Average biomass of the mature biofilms formed on glass and graphite surfaces with the isogenic wild-type DL100 (Wt), short-isoform (pilA4), and ΔpilA2 strains. The results are the averages and standard errors of the mean from six biological replicates in two independent experiments.

Fig 6

Confocal microscope images of biofilms formed with wild-type DL100 (A and D) and the short-isoform (pilA4) (B and E) and ΔpilA2 (C and F) strains on Fe(III) oxide-coated glass. The images were taken after 24 h in medium with 40 mM fumarate present (A, B, and C) and 4 days later after the fumarate was removed (D, E, and F). The scale bars represent 75 μm. (G) Average numbers of cells in biofilms of the isogenic DL100 (Wt) and short-isoform (pilA4) and ΔpilA2 strains formed on Fe(III) oxide-coated glass.
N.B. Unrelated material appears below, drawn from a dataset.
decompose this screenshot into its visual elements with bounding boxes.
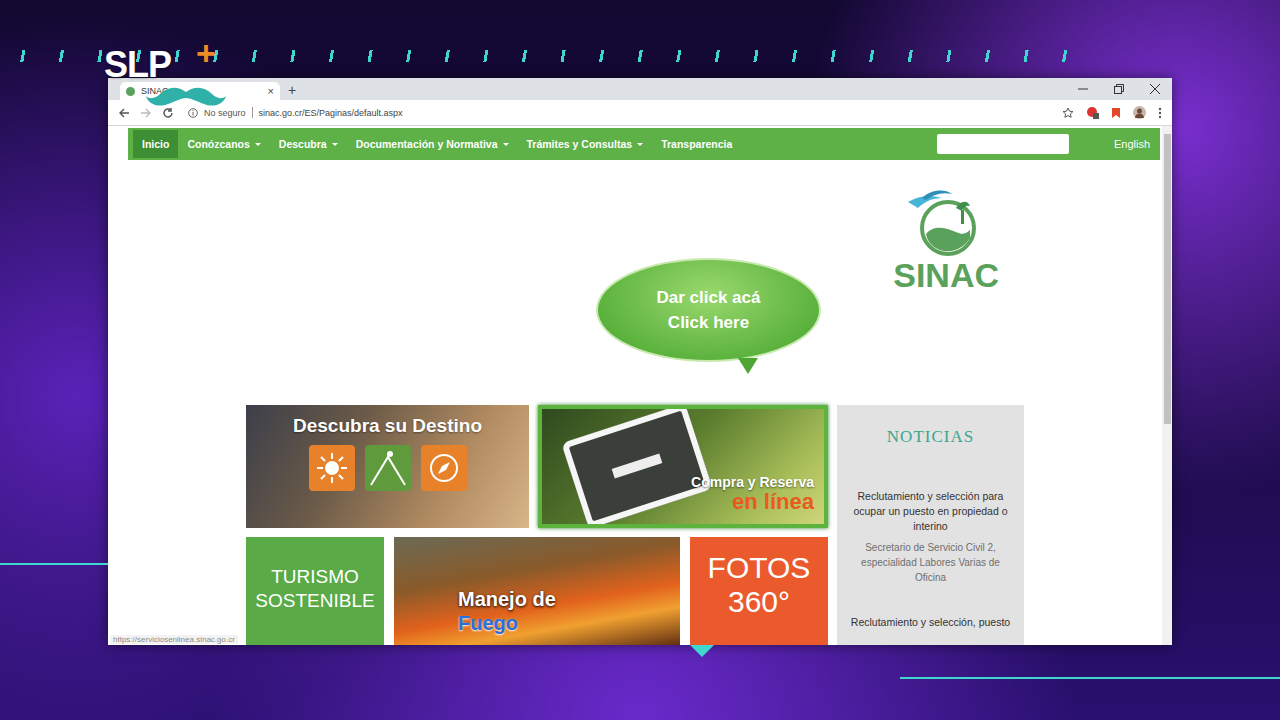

Cell densities were measured after 24 h of incubation in the presence of 40 mM fumarate and 4 days later after the fumarate was removed. The results are the averages of six biological replicates from two independent experiments. The error bars are standard errors of the mean.

Fig 7

Two models of pilus assembly and functions of the PilA isoforms. The short and long isoforms are depicted in green and blue, respectively. Both isoforms are shown cleaved after glycine −1 once they reach the inner membrane (I.M.), generating identical mature proteins. Model I (right) suggests that the mature PilA derived from the short PilA isoform remains intracellular and forms the base of the pilus fiber anchoring the long-isoform-derived PilA in the cell membrane. Model II (left) suggests that secreted PilA is derived from both preprotein isoforms, and long- and short-isoform-derived PilA proteins are assembled into the intra- and extracellular regions of the pilus fiber. O.M., outer membrane.